Mit der Legalisierung von Cannabis sind die Rauschgiftdelikte weiterhin gesunken (489 Fälle, 2024: 887). Dafür habe die Polizei im letzten Jahr zwei große Fälle gehabt. „Einmal haben wir 535 Kilo Haschisch sichergestellt“, sagt Beyer. In einem anderen Fall sei es der Polizei gelungen, eine angebliche Lieferung Tortilla-Wraps sicherzustellen, in der zwar auch eine Palette der Wraps enthalten war, aber auch 165 Kilogramm Marihuana.

Entgegen des Landes- und Bundestrend habe die Polizei aber nicht vermehrt Kokain sichergestellt. 2023 habe die Polizei noch 15 Kilogramm Kokain sichergestellt, 2024 nur noch 2,5 Kilogramm und 2025 nur noch 250 Gramm. Die Kontrollintensität sei gleichbleibend hoch geblieben.

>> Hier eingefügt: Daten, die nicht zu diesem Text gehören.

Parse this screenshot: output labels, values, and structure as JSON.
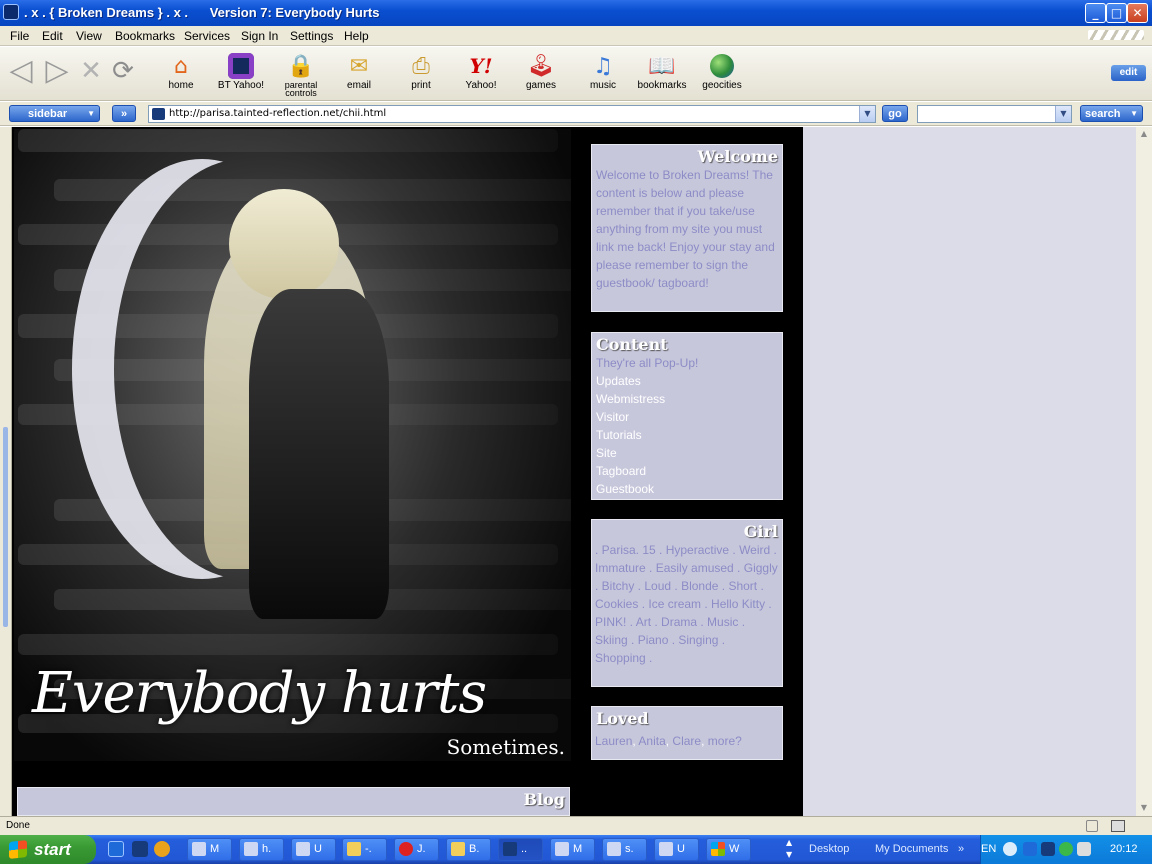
{
  "window": {
    "title": ". x . { Broken Dreams } . x .      Version 7: Everybody Hurts",
    "minimize": "_",
    "maximize": "□",
    "close": "✕"
  },
  "menu": [
    "File",
    "Edit",
    "View",
    "Bookmarks",
    "Services",
    "Sign In",
    "Settings",
    "Help"
  ],
  "toolbar": {
    "buttons": [
      {
        "label": "home",
        "icon": "home-icon"
      },
      {
        "label": "BT Yahoo!",
        "icon": "bt-yahoo-icon"
      },
      {
        "label": "parental controls",
        "icon": "lock-icon"
      },
      {
        "label": "email",
        "icon": "email-icon"
      },
      {
        "label": "print",
        "icon": "printer-icon"
      },
      {
        "label": "Yahoo!",
        "icon": "yahoo-icon"
      },
      {
        "label": "games",
        "icon": "joystick-icon"
      },
      {
        "label": "music",
        "icon": "music-note-icon"
      },
      {
        "label": "bookmarks",
        "icon": "book-icon"
      },
      {
        "label": "geocities",
        "icon": "globe-icon"
      }
    ],
    "edit_label": "edit"
  },
  "addressbar": {
    "sidebar_label": "sidebar",
    "expand_label": "»",
    "url": "http://parisa.tainted-reflection.net/chii.html",
    "go_label": "go",
    "search_label": "search"
  },
  "banner": {
    "title": "Everybody hurts",
    "subtitle": "Sometimes."
  },
  "boxes": {
    "welcome": {
      "title": "Welcome",
      "text": "Welcome to Broken Dreams! The content is below and please remember that if you take/use anything from my site you must link me back! Enjoy your stay and please remember to sign the guestbook/ tagboard!"
    },
    "content": {
      "title": "Content",
      "note": "They're all Pop-Up!",
      "links": [
        "Updates",
        "Webmistress",
        "Visitor",
        "Tutorials",
        "Site",
        "Tagboard",
        "Guestbook"
      ]
    },
    "girl": {
      "title": "Girl",
      "tags": [
        ". Parisa. 15 .",
        "Hyperactive .",
        "Weird .",
        "Immature .",
        "Easily amused .",
        "Giggly .",
        "Bitchy .",
        "Loud .",
        "Blonde .",
        "Short .",
        "Cookies .",
        "Ice cream .",
        "Hello Kitty .",
        "PINK! .",
        "Art .",
        "Drama .",
        "Music .",
        "Skiing .",
        "Piano .",
        "Singing .",
        "Shopping ."
      ]
    },
    "loved": {
      "title": "Loved",
      "names": [
        "Lauren",
        "Anita",
        "Clare",
        "more?"
      ]
    },
    "blog": {
      "title": "Blog"
    }
  },
  "status": "Done",
  "taskbar": {
    "start_label": "start",
    "items": [
      {
        "label": "M"
      },
      {
        "label": "h."
      },
      {
        "label": "U"
      },
      {
        "label": "-."
      },
      {
        "label": "J."
      },
      {
        "label": "B."
      },
      {
        "label": ".."
      },
      {
        "label": "M"
      },
      {
        "label": "s."
      },
      {
        "label": "U"
      },
      {
        "label": "W"
      }
    ],
    "desktop_label": "Desktop",
    "documents_label": "My Documents",
    "lang": "EN",
    "clock": "20:12"
  }
}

Starker Anstieg der Straftaten in Wesseling

Aufgeschlüsselt auf die Kommunen verzeichnen die bevölkerungsreichsten Städte die meisten Straftaten. „Wir haben steigende Fallzahlen in Pulheim“, sagt Beyer. „Das sind insbesondere Körperverletzungsdelikte, schwerer Diebstahl und sonstiger Betrug gewesen.“ Wesseling (2706 Fälle) verzeichnet den höchsten Anstieg an Fällen. Hier erfasste die Polizei 9,96 Prozent mehr Straftaten als im Vorjahr – insbesondere Körperverletzung, Diebstahl und Kelleraufbrüche und Sachbeschädigung haben zugenommen.

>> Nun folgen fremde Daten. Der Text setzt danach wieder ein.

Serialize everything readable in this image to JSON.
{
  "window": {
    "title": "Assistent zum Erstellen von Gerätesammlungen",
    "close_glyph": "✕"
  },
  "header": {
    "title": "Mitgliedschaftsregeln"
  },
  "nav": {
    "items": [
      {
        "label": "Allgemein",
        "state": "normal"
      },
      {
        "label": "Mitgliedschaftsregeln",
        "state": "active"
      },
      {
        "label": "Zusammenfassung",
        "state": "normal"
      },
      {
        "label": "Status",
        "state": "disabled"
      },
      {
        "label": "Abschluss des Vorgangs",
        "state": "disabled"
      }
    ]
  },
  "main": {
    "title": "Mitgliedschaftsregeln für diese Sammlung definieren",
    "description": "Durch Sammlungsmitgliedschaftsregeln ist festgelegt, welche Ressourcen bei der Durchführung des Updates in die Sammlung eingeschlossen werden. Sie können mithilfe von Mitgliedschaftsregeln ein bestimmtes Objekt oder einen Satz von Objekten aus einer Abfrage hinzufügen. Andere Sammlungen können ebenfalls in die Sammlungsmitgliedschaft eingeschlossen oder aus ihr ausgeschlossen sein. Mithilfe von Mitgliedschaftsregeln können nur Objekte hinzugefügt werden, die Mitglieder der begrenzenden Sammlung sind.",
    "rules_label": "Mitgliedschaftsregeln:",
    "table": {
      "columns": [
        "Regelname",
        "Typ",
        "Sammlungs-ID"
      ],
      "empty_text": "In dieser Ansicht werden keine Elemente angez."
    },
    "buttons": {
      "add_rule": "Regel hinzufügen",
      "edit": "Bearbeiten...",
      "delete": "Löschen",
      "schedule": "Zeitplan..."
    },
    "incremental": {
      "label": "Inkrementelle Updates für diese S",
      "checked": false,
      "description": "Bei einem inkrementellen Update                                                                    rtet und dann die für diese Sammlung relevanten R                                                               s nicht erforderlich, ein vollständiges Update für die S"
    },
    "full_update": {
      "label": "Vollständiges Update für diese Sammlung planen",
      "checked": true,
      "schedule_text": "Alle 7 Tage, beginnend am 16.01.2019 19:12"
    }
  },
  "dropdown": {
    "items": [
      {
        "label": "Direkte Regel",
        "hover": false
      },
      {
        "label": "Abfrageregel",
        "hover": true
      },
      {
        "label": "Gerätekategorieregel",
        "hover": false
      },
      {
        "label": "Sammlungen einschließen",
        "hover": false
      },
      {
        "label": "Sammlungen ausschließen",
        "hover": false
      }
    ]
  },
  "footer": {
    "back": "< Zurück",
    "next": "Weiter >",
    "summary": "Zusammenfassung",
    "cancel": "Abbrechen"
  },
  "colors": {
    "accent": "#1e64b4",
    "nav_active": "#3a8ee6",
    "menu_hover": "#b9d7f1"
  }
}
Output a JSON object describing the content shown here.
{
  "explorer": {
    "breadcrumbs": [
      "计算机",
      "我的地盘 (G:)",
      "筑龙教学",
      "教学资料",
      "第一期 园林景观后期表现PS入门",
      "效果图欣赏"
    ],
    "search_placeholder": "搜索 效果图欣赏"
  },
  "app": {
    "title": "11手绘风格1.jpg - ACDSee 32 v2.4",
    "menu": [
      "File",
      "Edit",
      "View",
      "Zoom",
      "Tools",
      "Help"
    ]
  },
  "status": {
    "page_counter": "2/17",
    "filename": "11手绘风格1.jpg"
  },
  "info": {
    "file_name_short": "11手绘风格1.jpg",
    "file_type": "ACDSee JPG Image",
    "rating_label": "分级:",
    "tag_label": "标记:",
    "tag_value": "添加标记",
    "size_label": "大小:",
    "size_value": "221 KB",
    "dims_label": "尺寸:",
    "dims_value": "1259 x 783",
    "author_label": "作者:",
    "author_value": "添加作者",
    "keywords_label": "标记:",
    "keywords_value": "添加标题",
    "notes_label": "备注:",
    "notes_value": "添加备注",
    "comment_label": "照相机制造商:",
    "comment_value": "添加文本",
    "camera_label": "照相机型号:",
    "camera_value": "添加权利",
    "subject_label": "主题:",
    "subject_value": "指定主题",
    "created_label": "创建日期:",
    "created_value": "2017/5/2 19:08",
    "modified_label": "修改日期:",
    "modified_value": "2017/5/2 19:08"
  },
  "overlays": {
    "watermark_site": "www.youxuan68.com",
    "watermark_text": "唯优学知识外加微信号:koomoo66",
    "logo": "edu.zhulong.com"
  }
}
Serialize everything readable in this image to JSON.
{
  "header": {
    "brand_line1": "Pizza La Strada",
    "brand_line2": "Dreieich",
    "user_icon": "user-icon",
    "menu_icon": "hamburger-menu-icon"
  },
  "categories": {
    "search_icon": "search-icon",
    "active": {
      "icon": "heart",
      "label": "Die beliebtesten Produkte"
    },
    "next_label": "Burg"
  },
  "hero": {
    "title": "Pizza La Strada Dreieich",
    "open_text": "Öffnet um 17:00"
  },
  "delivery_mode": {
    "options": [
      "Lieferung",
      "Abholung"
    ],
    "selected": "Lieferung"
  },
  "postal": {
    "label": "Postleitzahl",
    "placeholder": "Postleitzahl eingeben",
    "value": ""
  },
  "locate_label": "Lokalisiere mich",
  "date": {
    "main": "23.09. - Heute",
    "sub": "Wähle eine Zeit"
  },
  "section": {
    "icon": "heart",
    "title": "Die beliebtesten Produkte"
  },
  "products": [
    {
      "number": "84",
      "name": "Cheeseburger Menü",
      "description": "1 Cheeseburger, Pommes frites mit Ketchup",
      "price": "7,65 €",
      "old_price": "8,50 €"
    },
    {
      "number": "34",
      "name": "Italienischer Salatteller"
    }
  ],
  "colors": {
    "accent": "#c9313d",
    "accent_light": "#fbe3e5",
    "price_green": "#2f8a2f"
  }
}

In Erftstadt (2512 Fälle, 4,23 Prozent Anstieg) nahmen Fälle von Betrug, Ladendiebstahl und sonstiger schwerer Diebstahl. In Frechen ist die Anzahl an Straftaten um 9,34 Prozent gesunken  „Das betrifft insbesondere Betäubungsmitteldelikte, die im Zusammenhang mit dem Postverteilzentrum stehen“, sagt Beyer. In Bedburg erfasste die Polizei knapp 5 Prozent weniger Straftaten (1886 Fälle).

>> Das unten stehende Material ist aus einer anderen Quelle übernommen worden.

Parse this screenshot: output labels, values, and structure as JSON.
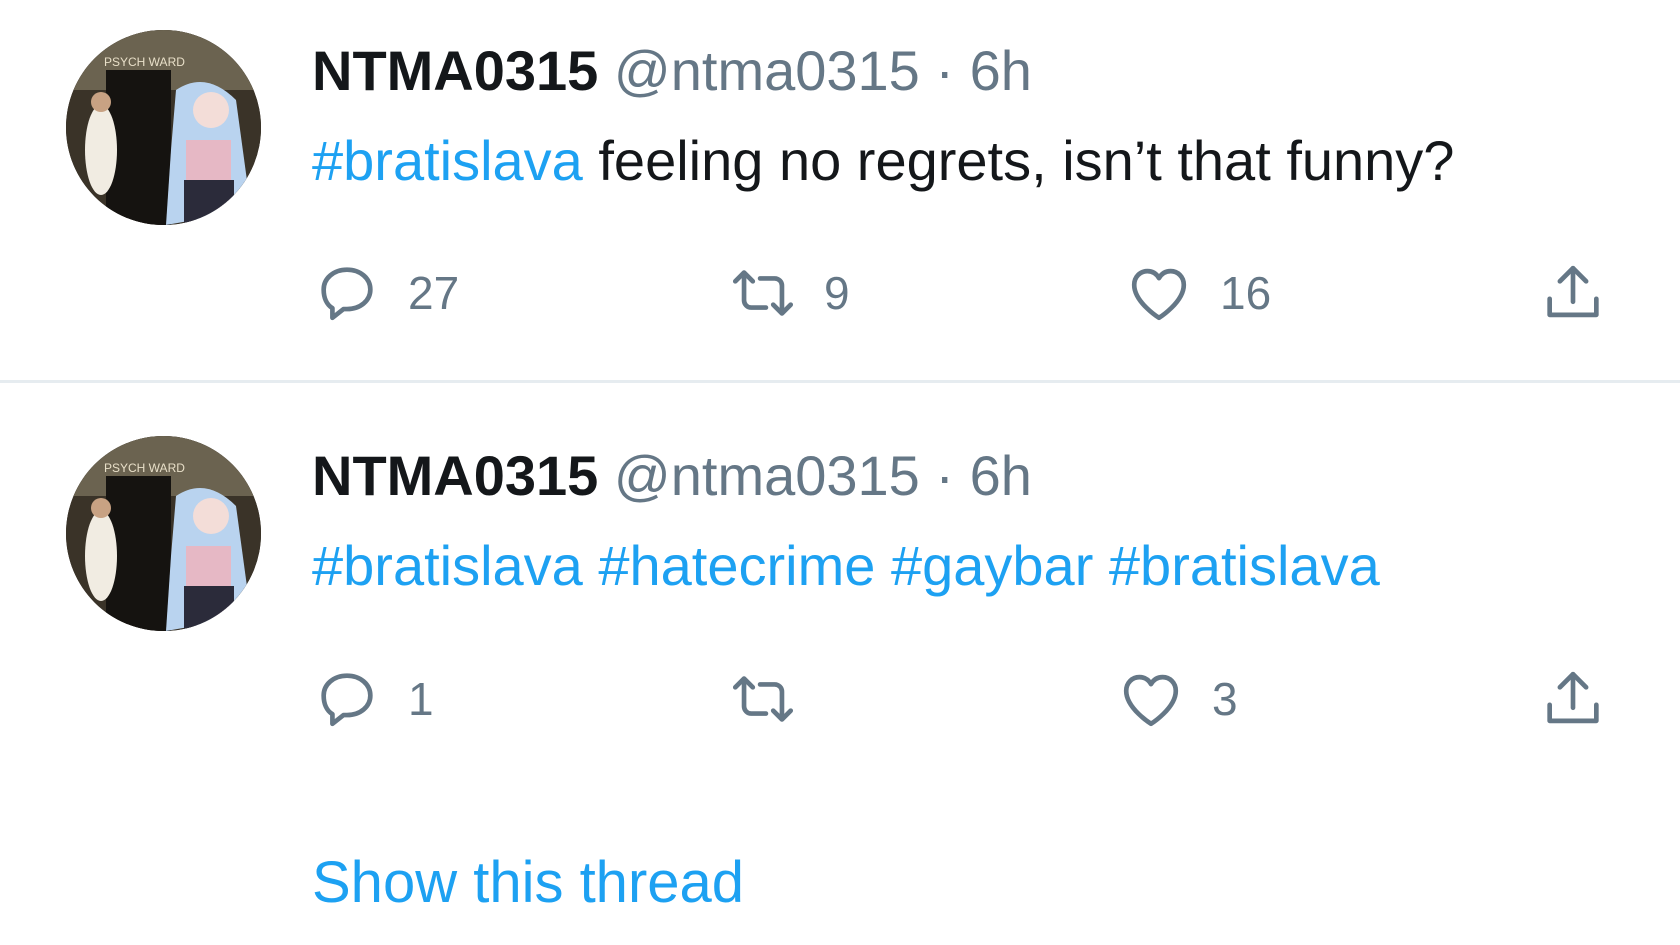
{
  "colors": {
    "link": "#1da1f2",
    "meta": "#657786",
    "text": "#14171a",
    "divider": "#e6ecf0"
  },
  "tweets": [
    {
      "name": "NTMA0315",
      "handle": "@ntma0315",
      "separator": "·",
      "time": "6h",
      "avatar": {
        "sign": "PSYCH WARD"
      },
      "body": {
        "hashtag1": "#bratislava",
        "text": " feeling no regrets, isn’t that funny?"
      },
      "actions": {
        "reply_count": "27",
        "retweet_count": "9",
        "like_count": "16"
      }
    },
    {
      "name": "NTMA0315",
      "handle": "@ntma0315",
      "separator": "·",
      "time": "6h",
      "avatar": {
        "sign": "PSYCH WARD"
      },
      "body": {
        "hashtags": [
          "#bratislava",
          "#hatecrime",
          "#gaybar",
          "#bratislava"
        ]
      },
      "actions": {
        "reply_count": "1",
        "retweet_count": "",
        "like_count": "3"
      }
    }
  ],
  "show_thread": "Show this thread",
  "icons": [
    "reply-icon",
    "retweet-icon",
    "like-icon",
    "share-icon"
  ]
}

Weniger Kinder unter den Tatverdächtigen

Die Tatverdächtige bei den ermittelten Straftaten sind dabei mit 73,7 Prozent in großer Mehrheit Männer. Ihr Anteil ist aber im Vergleich zum Vorjahr um knapp zwei Prozent gesunken, wohingegen der Anteil weiblicher Tatverdächtiger um 6,51 Prozent zugenommen hat. „Das sind überwiegend Diebstahlsdelikte, bei denen Frauen stärker in Erscheinung getreten sind“, sagt Beyer.

Erfreulich sei auch, dass es weniger Kinder unter den Tatverdächtigen gegebben habe. 2025 sind 447 Kinder tatverdächtig geworden, im Vorjahr waren es noch etwa 50 mehr. „Wir haben natürlich auch Präventionsprogramme, um Kinder, die straffällig werden, frühzeitig abzuholen“, so Beyer. Die meisten Tatverdächtige sind über 21 Jahre alt (10.324). Fast unverändert sind die Zahlen bei den Jugendlichen von 14 bis unter 18 Jahren (973) und Heranwachsenden (779).

In diesem Jahr will sich die Polizei das Thema Straßenkriminalität vornehmen und einen Fokus auf die Bekämpfung von Intensivtätern legen.